LOVE IT ON TUESDAY: GRIZZLY BEAR


I interviewed Danish band Efterklang about a month ago. Between many interesting things, we talked about Grizzly Bear, cause Efterklang’s label, Rumraket, was responsible for the European release of their debut album in 2004. Efterklang must think it’s very weird that the band they signed as unknowns 5 years ago are now a thousand times more famous than they themselves are. It took 5 years - 3 LPs and 1 EP - for Grizzly Bear to fully develop their sound, but now they got it perfectly and, seriously, listening to Two Weeks, the first single of their new LP Veckatimest, is a shivering experience. Efterklang must seriously try to figure out what they did wrong.

The thing is that Efterklang craft excellent songs too, but their sound is not original enough. I don’t mean to say that a song is better if it’s original. I think that when you listen to a certain song, if it’s good, it’s good, and that’s all it needs. But from the strict point of view of popular success, originality comes as a very important thing. Cause if two bands sound the same, the best of the two will sell everything and the other will sell almost nothing. Efterklang are excellent, but Sigur Ros are better, so they’re the ones who sell a lot. Grizzly Bear are also excellent, and why are they fucking big now? Cause, like Sigur Ros, they’re the best at what they do… and with Veckatimest, Grizzly Bear are actually the best in general.
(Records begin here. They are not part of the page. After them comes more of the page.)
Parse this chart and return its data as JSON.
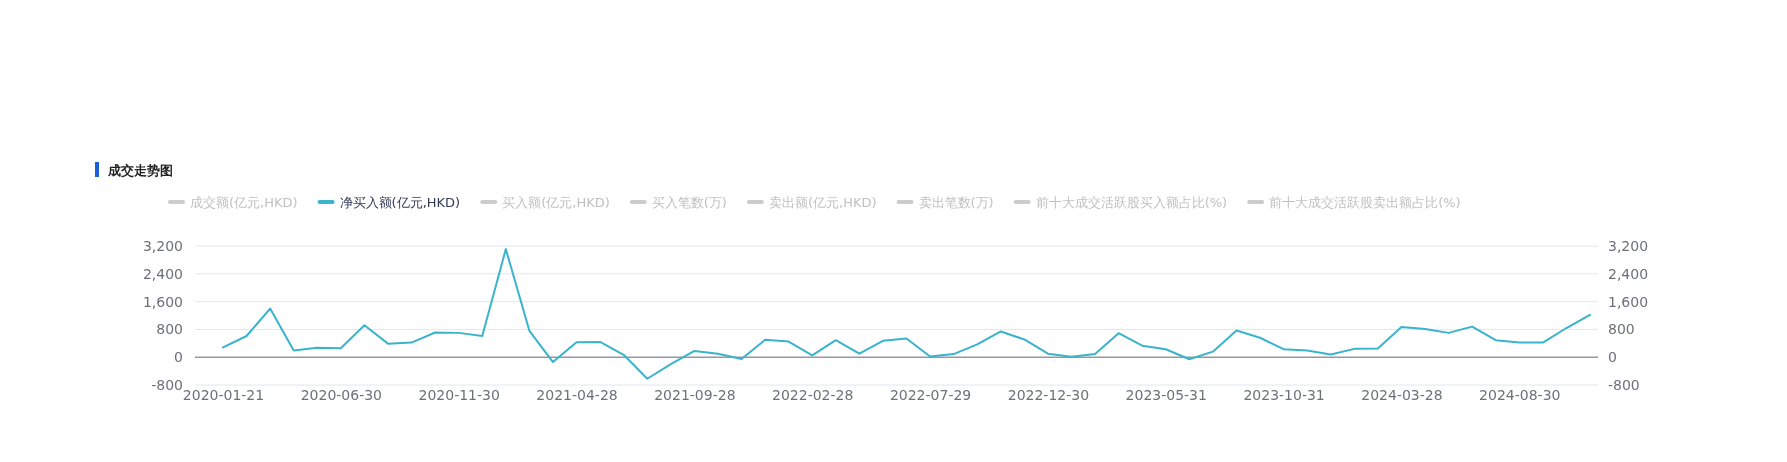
{
  "chart_data": {
    "type": "line",
    "title": "成交走势图",
    "categories": [
      "2020-01-21",
      null,
      null,
      null,
      null,
      "2020-06-30",
      null,
      null,
      null,
      null,
      "2020-11-30",
      null,
      null,
      null,
      null,
      "2021-04-28",
      null,
      null,
      null,
      null,
      "2021-09-28",
      null,
      null,
      null,
      null,
      "2022-02-28",
      null,
      null,
      null,
      null,
      "2022-07-29",
      null,
      null,
      null,
      null,
      "2022-12-30",
      null,
      null,
      null,
      null,
      "2023-05-31",
      null,
      null,
      null,
      null,
      "2023-10-31",
      null,
      null,
      null,
      null,
      "2024-03-28",
      null,
      null,
      null,
      null,
      "2024-08-30",
      null,
      null,
      null
    ],
    "series": [
      {
        "name": "成交额(亿元,HKD)",
        "color": "#cccccc",
        "values": [
          null,
          null,
          null,
          null,
          null,
          null,
          null,
          null,
          null,
          null,
          null,
          null,
          null,
          null,
          null,
          null,
          null,
          null,
          null,
          null,
          null,
          null,
          null,
          null,
          null,
          null,
          null,
          null,
          null,
          null,
          null,
          null,
          null,
          null,
          null,
          null,
          null,
          null,
          null,
          null,
          null,
          null,
          null,
          null,
          null,
          null,
          null,
          null,
          null,
          null,
          null,
          null,
          null,
          null,
          null,
          null,
          null,
          null,
          null
        ]
      },
      {
        "name": "净买入额(亿元,HKD)",
        "color": "#3ab3cc",
        "values": [
          280,
          610,
          1400,
          190,
          270,
          260,
          920,
          390,
          420,
          710,
          700,
          610,
          3110,
          760,
          -140,
          430,
          440,
          70,
          -620,
          -200,
          180,
          100,
          -50,
          500,
          450,
          50,
          490,
          100,
          470,
          540,
          20,
          90,
          370,
          740,
          510,
          100,
          10,
          90,
          690,
          330,
          230,
          -60,
          160,
          770,
          560,
          230,
          190,
          80,
          240,
          250,
          870,
          810,
          700,
          880,
          490,
          420,
          420,
          840,
          1220
        ]
      },
      {
        "name": "买入额(亿元,HKD)",
        "color": "#cccccc",
        "values": [
          null,
          null,
          null,
          null,
          null,
          null,
          null,
          null,
          null,
          null,
          null,
          null,
          null,
          null,
          null,
          null,
          null,
          null,
          null,
          null,
          null,
          null,
          null,
          null,
          null,
          null,
          null,
          null,
          null,
          null,
          null,
          null,
          null,
          null,
          null,
          null,
          null,
          null,
          null,
          null,
          null,
          null,
          null,
          null,
          null,
          null,
          null,
          null,
          null,
          null,
          null,
          null,
          null,
          null,
          null,
          null,
          null,
          null,
          null
        ]
      },
      {
        "name": "买入笔数(万)",
        "color": "#cccccc",
        "values": [
          null,
          null,
          null,
          null,
          null,
          null,
          null,
          null,
          null,
          null,
          null,
          null,
          null,
          null,
          null,
          null,
          null,
          null,
          null,
          null,
          null,
          null,
          null,
          null,
          null,
          null,
          null,
          null,
          null,
          null,
          null,
          null,
          null,
          null,
          null,
          null,
          null,
          null,
          null,
          null,
          null,
          null,
          null,
          null,
          null,
          null,
          null,
          null,
          null,
          null,
          null,
          null,
          null,
          null,
          null,
          null,
          null,
          null,
          null
        ]
      },
      {
        "name": "卖出额(亿元,HKD)",
        "color": "#cccccc",
        "values": [
          null,
          null,
          null,
          null,
          null,
          null,
          null,
          null,
          null,
          null,
          null,
          null,
          null,
          null,
          null,
          null,
          null,
          null,
          null,
          null,
          null,
          null,
          null,
          null,
          null,
          null,
          null,
          null,
          null,
          null,
          null,
          null,
          null,
          null,
          null,
          null,
          null,
          null,
          null,
          null,
          null,
          null,
          null,
          null,
          null,
          null,
          null,
          null,
          null,
          null,
          null,
          null,
          null,
          null,
          null,
          null,
          null,
          null,
          null
        ]
      },
      {
        "name": "卖出笔数(万)",
        "color": "#cccccc",
        "values": [
          null,
          null,
          null,
          null,
          null,
          null,
          null,
          null,
          null,
          null,
          null,
          null,
          null,
          null,
          null,
          null,
          null,
          null,
          null,
          null,
          null,
          null,
          null,
          null,
          null,
          null,
          null,
          null,
          null,
          null,
          null,
          null,
          null,
          null,
          null,
          null,
          null,
          null,
          null,
          null,
          null,
          null,
          null,
          null,
          null,
          null,
          null,
          null,
          null,
          null,
          null,
          null,
          null,
          null,
          null,
          null,
          null,
          null,
          null
        ]
      },
      {
        "name": "前十大成交活跃股买入额占比(%)",
        "color": "#cccccc",
        "values": [
          null,
          null,
          null,
          null,
          null,
          null,
          null,
          null,
          null,
          null,
          null,
          null,
          null,
          null,
          null,
          null,
          null,
          null,
          null,
          null,
          null,
          null,
          null,
          null,
          null,
          null,
          null,
          null,
          null,
          null,
          null,
          null,
          null,
          null,
          null,
          null,
          null,
          null,
          null,
          null,
          null,
          null,
          null,
          null,
          null,
          null,
          null,
          null,
          null,
          null,
          null,
          null,
          null,
          null,
          null,
          null,
          null,
          null,
          null
        ]
      },
      {
        "name": "前十大成交活跃股卖出额占比(%)",
        "color": "#cccccc",
        "values": [
          null,
          null,
          null,
          null,
          null,
          null,
          null,
          null,
          null,
          null,
          null,
          null,
          null,
          null,
          null,
          null,
          null,
          null,
          null,
          null,
          null,
          null,
          null,
          null,
          null,
          null,
          null,
          null,
          null,
          null,
          null,
          null,
          null,
          null,
          null,
          null,
          null,
          null,
          null,
          null,
          null,
          null,
          null,
          null,
          null,
          null,
          null,
          null,
          null,
          null,
          null,
          null,
          null,
          null,
          null,
          null,
          null,
          null,
          null
        ]
      }
    ],
    "ylim": [
      -800,
      3200
    ],
    "yticks": [
      {
        "value": -800,
        "label": "-800"
      },
      {
        "value": 0,
        "label": "0"
      },
      {
        "value": 800,
        "label": "800"
      },
      {
        "value": 1600,
        "label": "1,600"
      },
      {
        "value": 2400,
        "label": "2,400"
      },
      {
        "value": 3200,
        "label": "3,200"
      }
    ],
    "y2lim": [
      -800,
      3200
    ],
    "y2ticks": [
      {
        "value": -800,
        "label": "-800"
      },
      {
        "value": 0,
        "label": "0"
      },
      {
        "value": 800,
        "label": "800"
      },
      {
        "value": 1600,
        "label": "1,600"
      },
      {
        "value": 2400,
        "label": "2,400"
      },
      {
        "value": 3200,
        "label": "3,200"
      }
    ],
    "grid": "y",
    "legend": "top",
    "marker": "none",
    "line_style": "solid"
  }
}
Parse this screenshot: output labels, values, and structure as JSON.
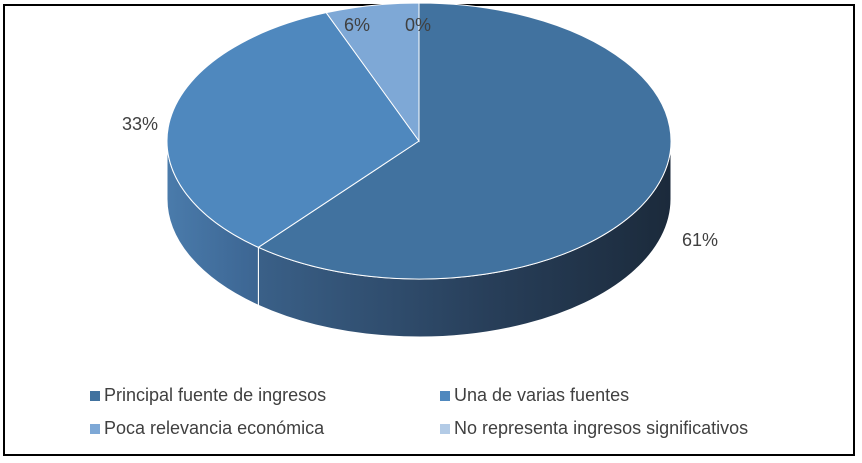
{
  "chart_data": {
    "type": "pie",
    "title": "",
    "style": "3d",
    "legend_position": "bottom",
    "slices": [
      {
        "label": "Principal fuente de ingresos",
        "value": 61,
        "display": "61%",
        "color": "#41729f"
      },
      {
        "label": "Una de varias fuentes",
        "value": 33,
        "display": "33%",
        "color": "#4f88be"
      },
      {
        "label": "Poca relevancia económica",
        "value": 6,
        "display": "6%",
        "color": "#7ea8d6"
      },
      {
        "label": "No representa ingresos significativos",
        "value": 0,
        "display": "0%",
        "color": "#b3cbe6"
      }
    ]
  }
}
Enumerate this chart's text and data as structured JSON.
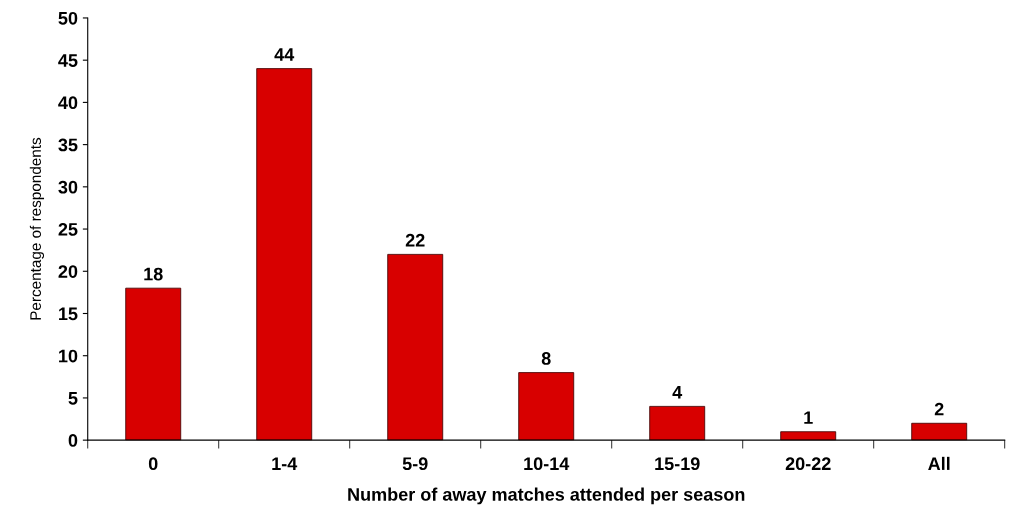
{
  "chart_data": {
    "type": "bar",
    "xlabel": "Number of away matches attended per season",
    "ylabel": "Percentage of respondents",
    "categories": [
      "0",
      "1-4",
      "5-9",
      "10-14",
      "15-19",
      "20-22",
      "All"
    ],
    "values": [
      18,
      44,
      22,
      8,
      4,
      1,
      2
    ],
    "color": "#d80000",
    "ylim": [
      0,
      50
    ],
    "yticks": [
      0,
      5,
      10,
      15,
      20,
      25,
      30,
      35,
      40,
      45,
      50
    ],
    "grid": false,
    "data_labels": true
  }
}
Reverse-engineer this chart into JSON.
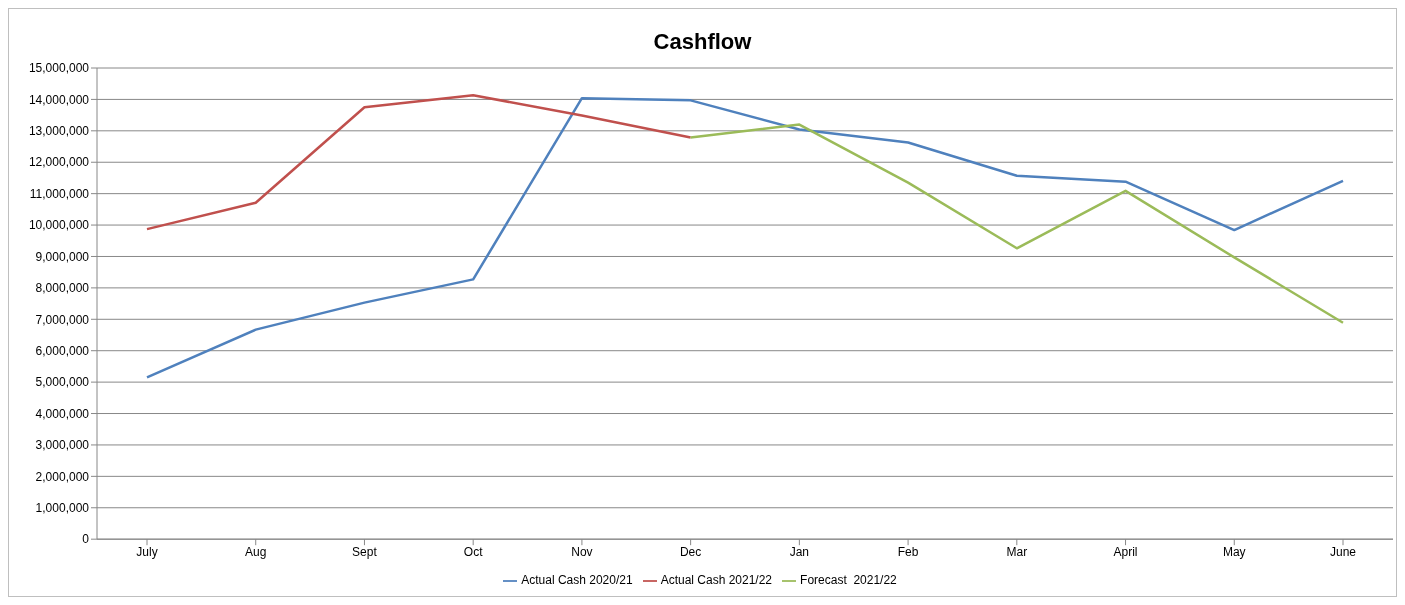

To be honest, there ain’t a single song that’s not at least good on Vecka – I’m getting familiar with it already. I’ll just shoot the utterly perfect ones, cause otherwise it would be too long. There’s the folky and intense opener Southern Point, the immediately catchy Two Weeks, the cool and relax Cheerleader, the Pitchfork-gave-me-a-perfect-note-on-best-new-tracks While You Wait For The Others and the most perfect closer ever Foreground. But even if it's got some higher points, that's the kind of album that you listen from start to end, again and again and again. I used to think Merriweather Post Pavilion was well in advance in the run for best album of the year, but I have now to say that Veckatimest caught it back.